2010 through mid-2017
b-value: 0.62
95% conf int: [0.60, 0.65]

The confidence interval for the b-value for recent earthquakes is tighter than for earlier ones because there are many more recent ones. Still, the confidence intervals overlap, and we can perform a hypothesis test to see if we might get these results if the b-values are actually the same.
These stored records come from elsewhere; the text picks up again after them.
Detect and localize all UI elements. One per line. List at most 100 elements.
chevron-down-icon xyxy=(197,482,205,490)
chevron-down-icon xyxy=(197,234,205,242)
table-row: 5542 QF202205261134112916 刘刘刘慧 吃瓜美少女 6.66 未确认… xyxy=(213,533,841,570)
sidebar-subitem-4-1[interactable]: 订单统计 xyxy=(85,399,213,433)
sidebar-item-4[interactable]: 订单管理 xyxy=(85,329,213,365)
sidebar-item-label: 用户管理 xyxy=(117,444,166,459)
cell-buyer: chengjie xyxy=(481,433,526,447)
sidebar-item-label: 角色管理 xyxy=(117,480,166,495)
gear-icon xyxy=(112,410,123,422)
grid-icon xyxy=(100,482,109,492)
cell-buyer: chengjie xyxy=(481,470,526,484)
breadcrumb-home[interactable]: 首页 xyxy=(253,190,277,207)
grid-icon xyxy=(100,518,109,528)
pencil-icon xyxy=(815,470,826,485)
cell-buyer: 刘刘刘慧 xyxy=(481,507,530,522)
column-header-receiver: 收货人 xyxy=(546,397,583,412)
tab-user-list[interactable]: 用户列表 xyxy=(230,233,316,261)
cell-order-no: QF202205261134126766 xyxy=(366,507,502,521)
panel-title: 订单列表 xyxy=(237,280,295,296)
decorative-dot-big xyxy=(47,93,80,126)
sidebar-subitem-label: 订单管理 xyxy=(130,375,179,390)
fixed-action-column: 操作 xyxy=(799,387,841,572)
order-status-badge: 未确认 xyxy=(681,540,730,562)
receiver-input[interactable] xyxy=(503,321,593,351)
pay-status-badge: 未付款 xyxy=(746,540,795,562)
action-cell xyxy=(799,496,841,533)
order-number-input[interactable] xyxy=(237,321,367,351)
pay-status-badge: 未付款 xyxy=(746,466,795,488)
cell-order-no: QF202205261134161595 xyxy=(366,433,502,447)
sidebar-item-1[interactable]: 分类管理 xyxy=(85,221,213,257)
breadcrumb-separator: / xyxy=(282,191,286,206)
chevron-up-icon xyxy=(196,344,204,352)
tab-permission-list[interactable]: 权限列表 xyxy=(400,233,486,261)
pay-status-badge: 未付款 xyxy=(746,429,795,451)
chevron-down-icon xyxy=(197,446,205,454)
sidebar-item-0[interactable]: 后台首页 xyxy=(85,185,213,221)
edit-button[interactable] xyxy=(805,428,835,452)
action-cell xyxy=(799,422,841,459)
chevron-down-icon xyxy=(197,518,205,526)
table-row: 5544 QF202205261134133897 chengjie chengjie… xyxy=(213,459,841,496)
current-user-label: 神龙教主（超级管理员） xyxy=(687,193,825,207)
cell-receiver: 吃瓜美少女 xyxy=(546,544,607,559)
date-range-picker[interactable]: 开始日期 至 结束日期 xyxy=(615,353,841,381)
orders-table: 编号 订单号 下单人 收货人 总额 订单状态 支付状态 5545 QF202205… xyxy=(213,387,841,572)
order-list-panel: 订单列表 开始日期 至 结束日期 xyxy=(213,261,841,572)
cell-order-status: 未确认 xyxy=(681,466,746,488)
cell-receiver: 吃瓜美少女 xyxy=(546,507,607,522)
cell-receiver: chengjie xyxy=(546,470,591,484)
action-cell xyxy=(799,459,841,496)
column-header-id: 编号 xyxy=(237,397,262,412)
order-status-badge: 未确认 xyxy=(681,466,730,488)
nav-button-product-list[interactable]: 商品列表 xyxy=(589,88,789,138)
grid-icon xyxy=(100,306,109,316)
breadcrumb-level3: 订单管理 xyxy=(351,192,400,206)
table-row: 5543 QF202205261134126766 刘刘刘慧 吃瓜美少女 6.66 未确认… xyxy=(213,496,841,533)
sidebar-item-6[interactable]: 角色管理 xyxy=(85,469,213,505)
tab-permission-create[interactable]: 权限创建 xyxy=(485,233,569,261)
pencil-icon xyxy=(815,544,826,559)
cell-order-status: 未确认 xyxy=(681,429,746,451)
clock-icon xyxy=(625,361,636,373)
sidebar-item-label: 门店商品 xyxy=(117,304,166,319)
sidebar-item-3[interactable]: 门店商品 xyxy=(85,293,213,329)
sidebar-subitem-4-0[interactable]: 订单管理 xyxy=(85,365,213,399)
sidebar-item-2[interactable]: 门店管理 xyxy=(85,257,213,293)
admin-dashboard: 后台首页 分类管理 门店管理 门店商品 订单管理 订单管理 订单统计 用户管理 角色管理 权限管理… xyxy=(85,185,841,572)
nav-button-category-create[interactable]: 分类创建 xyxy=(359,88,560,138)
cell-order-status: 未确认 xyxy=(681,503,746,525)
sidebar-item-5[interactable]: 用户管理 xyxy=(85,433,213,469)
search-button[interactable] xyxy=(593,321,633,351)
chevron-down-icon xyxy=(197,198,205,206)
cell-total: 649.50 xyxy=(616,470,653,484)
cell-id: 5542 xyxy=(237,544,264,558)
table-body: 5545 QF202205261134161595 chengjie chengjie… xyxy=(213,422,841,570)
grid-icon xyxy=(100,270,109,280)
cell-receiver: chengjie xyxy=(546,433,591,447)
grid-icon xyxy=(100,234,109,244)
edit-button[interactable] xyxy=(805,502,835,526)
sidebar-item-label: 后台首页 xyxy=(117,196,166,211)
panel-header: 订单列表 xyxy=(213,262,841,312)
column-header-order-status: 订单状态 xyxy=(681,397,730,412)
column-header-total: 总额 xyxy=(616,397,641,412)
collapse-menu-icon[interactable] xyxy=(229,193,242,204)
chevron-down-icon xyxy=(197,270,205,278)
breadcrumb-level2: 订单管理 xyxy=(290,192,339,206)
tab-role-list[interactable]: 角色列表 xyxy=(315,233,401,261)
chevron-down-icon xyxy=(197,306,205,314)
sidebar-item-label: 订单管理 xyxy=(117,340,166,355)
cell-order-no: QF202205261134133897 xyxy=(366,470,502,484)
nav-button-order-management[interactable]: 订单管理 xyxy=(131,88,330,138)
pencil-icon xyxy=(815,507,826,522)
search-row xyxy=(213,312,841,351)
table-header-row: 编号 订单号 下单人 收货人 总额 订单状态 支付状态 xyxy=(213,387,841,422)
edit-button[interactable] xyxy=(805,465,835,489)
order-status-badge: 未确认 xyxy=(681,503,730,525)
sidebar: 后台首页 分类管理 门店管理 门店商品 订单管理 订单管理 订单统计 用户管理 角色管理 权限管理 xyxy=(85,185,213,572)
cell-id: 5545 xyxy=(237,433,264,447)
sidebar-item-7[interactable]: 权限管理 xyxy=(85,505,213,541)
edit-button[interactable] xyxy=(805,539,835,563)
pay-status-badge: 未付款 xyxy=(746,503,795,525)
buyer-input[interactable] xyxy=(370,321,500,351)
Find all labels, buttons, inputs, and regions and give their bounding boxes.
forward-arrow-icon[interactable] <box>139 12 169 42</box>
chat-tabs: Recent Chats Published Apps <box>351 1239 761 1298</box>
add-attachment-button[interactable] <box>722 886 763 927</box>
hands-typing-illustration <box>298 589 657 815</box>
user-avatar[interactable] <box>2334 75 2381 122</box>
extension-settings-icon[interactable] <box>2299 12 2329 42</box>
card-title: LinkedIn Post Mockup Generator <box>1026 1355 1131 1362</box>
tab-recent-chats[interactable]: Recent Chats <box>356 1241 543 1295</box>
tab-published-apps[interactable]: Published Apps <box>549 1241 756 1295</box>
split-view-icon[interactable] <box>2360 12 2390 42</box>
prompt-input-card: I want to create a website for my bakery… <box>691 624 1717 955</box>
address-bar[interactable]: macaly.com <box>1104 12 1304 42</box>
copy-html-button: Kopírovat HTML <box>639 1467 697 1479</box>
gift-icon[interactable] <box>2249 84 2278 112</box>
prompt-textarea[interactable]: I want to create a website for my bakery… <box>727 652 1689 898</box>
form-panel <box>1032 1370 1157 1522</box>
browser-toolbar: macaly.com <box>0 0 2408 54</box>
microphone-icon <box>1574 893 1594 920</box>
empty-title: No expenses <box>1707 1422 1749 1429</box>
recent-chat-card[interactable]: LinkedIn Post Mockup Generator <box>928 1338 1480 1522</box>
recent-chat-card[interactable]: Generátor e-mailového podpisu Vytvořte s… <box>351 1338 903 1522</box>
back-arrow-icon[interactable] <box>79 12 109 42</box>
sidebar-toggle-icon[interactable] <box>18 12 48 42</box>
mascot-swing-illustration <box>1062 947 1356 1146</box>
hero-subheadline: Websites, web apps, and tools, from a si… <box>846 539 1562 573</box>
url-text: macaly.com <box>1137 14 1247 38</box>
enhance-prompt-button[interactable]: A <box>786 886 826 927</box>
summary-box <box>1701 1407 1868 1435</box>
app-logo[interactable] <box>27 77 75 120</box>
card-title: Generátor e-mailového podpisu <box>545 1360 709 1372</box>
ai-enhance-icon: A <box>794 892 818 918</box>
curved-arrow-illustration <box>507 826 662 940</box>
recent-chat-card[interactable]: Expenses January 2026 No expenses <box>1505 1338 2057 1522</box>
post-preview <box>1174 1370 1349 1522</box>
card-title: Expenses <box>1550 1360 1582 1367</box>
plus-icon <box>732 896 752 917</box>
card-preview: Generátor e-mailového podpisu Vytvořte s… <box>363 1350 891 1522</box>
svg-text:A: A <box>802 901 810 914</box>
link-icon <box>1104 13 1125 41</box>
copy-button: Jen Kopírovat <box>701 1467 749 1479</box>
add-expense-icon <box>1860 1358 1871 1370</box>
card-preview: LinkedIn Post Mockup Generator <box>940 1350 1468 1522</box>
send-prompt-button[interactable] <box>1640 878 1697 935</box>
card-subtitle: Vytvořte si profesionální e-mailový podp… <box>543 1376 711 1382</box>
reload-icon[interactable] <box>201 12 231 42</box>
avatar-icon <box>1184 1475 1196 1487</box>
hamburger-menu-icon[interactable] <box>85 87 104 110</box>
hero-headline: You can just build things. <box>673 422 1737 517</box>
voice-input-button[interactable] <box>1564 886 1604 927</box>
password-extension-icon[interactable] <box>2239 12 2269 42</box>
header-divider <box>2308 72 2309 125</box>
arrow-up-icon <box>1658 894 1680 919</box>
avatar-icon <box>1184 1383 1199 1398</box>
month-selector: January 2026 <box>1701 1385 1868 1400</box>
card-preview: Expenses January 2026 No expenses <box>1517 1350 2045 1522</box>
Hypothesis test: are the b-values different?¶

Perform the hypothesis test sketched out on the previous exercise.

In [109]:

# Only magnitudes above completeness threshold
mags_pre = mags_pre[mags_pre >= mt]
mags_post = mags_post[mags_post >= mt]

# Observed difference in mean magnitudes: diff_obs
diff_obs = np.mean(mags_post) - np.mean(mags_pre)

# Generate permutation replicates: perm_reps
perm_reps = dcst.draw_perm_reps(mags_post, mags_pre, dcst.diff_of_means, size=10000)

# Compute and print p-value
p_val = np.sum(perm_reps < diff_obs) / 10000
print('p =', p_val)

p = 0.0817

A p-value around 0.1 suggests that the observed magnitudes are commensurate with there being no change in b-value after wastewater injection began.